" Gaya Komunikasi Purbaya "
Belakangan ini, nama Menteri Keuangan RI (Menkeu), Purbaya Yudhi Sadewa begitu populer dan fenomenal sehingga menjadi trending topic di kalangan
masyarakat luas. Sejak resmi dilantik menjabat sebagai Menkeu oleh
Presiden Prabowo Subianto, nama Purbaya pun langsung mencuat dan menyita perhatian publik dengan gaya khasnya berbicara di hadapan banyak orang maupun saat diwawancara awak media atau wartawan.
Gaya bicara yang lugas, ceplas-ceplos dan to do point, disebut banyak orang sebagai gaya ‘koboi’ tapi mudah dipahami makna bahasanya, sehingga logis alias masuk di akal dan diterima khalayak dalam segala tingkatan status sosial dan ekonomi masyarakat Indonesia.
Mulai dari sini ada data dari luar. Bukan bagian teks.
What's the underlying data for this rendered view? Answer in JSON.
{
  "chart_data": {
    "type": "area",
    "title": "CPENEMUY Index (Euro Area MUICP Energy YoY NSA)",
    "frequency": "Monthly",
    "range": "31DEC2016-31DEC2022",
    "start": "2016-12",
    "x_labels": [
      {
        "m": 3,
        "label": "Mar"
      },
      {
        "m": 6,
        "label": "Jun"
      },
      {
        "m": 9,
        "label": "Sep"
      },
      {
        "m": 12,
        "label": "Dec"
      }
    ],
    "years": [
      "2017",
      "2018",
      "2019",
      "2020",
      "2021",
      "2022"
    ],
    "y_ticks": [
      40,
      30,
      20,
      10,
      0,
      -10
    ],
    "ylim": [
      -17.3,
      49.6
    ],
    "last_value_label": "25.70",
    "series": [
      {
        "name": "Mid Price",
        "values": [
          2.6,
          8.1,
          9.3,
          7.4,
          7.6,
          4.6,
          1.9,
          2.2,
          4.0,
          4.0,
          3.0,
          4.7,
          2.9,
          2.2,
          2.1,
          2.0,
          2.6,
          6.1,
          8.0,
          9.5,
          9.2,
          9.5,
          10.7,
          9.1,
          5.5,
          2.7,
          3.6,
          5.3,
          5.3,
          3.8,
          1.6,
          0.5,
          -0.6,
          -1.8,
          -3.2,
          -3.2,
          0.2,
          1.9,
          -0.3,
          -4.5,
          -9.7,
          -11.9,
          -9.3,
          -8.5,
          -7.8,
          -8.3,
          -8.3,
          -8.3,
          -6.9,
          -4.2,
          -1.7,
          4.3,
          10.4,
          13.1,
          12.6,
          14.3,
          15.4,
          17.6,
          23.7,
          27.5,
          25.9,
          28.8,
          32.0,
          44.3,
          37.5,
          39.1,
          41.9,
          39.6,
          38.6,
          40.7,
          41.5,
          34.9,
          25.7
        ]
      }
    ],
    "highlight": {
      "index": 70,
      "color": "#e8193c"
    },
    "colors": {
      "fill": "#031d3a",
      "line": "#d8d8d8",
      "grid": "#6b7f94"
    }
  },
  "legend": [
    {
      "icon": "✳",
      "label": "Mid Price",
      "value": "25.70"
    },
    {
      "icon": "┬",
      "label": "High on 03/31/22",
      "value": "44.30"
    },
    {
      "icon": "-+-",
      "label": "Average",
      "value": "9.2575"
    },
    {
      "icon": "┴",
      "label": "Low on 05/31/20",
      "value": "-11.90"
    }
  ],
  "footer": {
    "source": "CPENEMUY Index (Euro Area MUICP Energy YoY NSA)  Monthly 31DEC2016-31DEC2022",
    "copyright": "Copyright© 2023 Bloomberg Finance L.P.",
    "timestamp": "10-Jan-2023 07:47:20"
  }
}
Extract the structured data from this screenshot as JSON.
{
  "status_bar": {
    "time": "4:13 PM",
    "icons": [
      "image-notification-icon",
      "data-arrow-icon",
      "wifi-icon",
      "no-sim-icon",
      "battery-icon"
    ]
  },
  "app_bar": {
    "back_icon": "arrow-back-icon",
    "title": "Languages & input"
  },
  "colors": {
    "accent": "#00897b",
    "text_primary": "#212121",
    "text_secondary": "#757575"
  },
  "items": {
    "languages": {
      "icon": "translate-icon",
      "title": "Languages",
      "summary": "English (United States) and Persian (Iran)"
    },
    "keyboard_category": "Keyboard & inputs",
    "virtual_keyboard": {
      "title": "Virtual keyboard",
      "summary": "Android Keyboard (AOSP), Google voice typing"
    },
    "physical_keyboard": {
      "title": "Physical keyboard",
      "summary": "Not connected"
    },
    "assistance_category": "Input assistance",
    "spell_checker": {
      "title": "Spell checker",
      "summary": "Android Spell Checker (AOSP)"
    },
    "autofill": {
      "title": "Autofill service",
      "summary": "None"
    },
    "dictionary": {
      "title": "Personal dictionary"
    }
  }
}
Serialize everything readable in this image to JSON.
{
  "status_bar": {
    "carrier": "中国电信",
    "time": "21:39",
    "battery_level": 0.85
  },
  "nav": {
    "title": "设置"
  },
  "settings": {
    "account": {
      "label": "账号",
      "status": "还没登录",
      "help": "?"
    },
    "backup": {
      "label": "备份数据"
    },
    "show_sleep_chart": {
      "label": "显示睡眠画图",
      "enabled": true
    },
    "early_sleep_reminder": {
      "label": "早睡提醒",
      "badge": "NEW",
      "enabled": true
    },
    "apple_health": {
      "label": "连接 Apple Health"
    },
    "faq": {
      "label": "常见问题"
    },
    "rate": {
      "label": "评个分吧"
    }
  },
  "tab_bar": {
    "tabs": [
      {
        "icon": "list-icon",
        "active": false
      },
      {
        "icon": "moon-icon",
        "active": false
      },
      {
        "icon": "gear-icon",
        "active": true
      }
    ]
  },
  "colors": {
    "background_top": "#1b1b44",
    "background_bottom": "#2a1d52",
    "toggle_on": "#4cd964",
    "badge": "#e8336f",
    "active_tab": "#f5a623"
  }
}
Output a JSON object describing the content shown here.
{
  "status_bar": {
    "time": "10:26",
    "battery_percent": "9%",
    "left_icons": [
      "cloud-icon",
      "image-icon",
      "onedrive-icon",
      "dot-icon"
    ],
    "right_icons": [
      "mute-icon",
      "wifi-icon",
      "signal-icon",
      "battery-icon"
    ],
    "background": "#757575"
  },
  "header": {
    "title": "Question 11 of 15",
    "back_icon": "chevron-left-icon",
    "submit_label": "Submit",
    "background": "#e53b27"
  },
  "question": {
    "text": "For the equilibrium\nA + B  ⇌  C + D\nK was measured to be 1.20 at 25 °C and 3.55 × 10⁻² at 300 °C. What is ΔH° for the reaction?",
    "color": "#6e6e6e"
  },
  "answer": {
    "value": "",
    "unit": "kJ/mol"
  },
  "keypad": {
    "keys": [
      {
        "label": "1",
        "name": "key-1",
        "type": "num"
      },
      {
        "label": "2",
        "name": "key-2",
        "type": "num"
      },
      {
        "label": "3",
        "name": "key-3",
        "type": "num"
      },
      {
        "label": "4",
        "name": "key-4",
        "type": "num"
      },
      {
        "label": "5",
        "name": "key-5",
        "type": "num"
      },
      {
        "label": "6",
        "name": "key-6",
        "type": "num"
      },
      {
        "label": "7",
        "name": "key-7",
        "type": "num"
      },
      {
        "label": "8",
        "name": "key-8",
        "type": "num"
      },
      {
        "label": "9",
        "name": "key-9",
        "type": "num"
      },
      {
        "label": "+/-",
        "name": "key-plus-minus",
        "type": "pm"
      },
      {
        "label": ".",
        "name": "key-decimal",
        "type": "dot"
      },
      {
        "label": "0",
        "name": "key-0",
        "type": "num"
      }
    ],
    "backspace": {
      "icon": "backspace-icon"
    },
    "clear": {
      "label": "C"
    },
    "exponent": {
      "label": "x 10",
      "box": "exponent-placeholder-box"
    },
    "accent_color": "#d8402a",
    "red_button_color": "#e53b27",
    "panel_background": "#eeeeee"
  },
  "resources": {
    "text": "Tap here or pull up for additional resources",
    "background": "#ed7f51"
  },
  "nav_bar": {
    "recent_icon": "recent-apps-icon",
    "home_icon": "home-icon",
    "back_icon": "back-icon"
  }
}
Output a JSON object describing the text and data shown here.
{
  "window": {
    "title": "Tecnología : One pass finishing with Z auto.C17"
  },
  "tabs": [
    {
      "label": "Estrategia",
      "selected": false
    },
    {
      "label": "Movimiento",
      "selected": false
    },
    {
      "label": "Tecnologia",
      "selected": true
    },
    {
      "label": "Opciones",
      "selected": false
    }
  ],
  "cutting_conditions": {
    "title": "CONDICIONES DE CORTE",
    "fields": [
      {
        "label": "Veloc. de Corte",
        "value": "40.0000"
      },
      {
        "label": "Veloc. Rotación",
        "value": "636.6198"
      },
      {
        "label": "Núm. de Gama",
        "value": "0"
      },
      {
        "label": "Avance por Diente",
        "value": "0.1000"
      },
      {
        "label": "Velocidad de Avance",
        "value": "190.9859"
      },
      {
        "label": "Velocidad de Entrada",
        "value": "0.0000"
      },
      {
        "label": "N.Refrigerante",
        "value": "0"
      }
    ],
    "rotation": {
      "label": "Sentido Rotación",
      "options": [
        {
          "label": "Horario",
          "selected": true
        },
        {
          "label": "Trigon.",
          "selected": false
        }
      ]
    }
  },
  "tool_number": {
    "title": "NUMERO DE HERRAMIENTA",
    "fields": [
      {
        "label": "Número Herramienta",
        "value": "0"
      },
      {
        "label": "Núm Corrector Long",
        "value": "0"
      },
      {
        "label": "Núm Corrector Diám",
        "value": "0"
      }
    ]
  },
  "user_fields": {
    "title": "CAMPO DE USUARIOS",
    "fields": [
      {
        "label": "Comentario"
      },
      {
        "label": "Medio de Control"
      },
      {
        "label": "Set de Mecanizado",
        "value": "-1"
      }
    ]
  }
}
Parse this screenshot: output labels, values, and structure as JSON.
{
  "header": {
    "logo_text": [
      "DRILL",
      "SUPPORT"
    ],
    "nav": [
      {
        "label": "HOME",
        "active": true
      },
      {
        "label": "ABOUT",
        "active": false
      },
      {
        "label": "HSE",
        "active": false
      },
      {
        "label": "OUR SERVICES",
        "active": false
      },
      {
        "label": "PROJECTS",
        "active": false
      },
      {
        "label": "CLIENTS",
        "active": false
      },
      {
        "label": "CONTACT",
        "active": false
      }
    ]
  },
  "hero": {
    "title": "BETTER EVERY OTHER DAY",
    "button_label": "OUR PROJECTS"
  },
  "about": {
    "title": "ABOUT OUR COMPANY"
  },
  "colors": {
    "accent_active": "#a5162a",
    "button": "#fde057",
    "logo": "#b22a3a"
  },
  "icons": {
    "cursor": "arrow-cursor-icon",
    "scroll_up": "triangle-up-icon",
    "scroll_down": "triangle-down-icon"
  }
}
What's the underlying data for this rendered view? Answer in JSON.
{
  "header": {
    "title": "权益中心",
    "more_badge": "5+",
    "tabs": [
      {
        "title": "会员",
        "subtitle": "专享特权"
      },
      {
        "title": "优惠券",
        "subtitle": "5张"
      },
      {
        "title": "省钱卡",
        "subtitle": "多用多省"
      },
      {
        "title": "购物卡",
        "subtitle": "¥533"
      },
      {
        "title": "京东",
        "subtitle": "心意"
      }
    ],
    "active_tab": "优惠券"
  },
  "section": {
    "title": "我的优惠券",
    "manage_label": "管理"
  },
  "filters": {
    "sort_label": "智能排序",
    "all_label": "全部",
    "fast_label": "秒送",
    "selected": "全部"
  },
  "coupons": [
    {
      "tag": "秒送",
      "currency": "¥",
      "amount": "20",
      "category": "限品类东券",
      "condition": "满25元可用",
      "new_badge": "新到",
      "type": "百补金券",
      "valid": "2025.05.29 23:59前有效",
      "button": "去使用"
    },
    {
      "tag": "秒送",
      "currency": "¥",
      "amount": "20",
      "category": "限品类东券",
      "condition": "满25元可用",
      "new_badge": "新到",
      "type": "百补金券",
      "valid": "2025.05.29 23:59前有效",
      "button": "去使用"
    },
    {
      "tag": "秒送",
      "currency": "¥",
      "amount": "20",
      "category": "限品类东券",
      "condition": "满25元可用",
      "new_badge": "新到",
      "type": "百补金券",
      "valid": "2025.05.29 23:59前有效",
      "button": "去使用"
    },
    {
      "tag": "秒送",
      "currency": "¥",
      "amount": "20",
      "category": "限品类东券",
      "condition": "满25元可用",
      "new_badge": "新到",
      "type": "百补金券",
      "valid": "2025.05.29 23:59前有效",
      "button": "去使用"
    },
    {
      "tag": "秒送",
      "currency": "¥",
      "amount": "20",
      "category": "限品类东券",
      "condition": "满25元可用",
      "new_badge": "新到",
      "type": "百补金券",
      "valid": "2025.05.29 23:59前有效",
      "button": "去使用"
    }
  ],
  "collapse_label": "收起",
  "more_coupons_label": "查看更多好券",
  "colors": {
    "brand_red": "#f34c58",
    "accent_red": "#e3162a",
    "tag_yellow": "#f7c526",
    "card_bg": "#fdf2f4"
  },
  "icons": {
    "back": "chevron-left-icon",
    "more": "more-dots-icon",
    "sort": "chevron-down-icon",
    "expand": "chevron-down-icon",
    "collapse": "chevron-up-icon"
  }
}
Gaya komunikasi yang khas ala Purbaya ini ternyata cukup ampuh dan efektif memancing orang untuk ingin mengetahui lebih banyak tentang hal apa lagi yang mau disampaikan Menkeu Purbaya terkait terobosan kebijakan dan
program kerja yang mampu direalisasikannya. Artinya, bukan cuma ‘omon-omon’ doang
dalam teori belaka.
Dalam konteks Komunikasi Publik, gaya komunikasi ala Purbaya dengan kemampuan dan strategi berbicaranya yang khas itu cukup efektif pengaruhnya dan memiliki power tersendiri. Dalam proses komunikasi publik yang ideal, diantaranya menekankan pada sumber pesan, dimana seseorang bertanggung jawab dalam proses penyampaian informasi kepada penerima pesan atau komunikan. Diartikan juga sebagai kegiatan memahami, merancang, menerapkan, dan mengevaluasi kampanye komunikasi yang berhasil dalam sebuah kerangka kerja untuk melayani kepentingan umum.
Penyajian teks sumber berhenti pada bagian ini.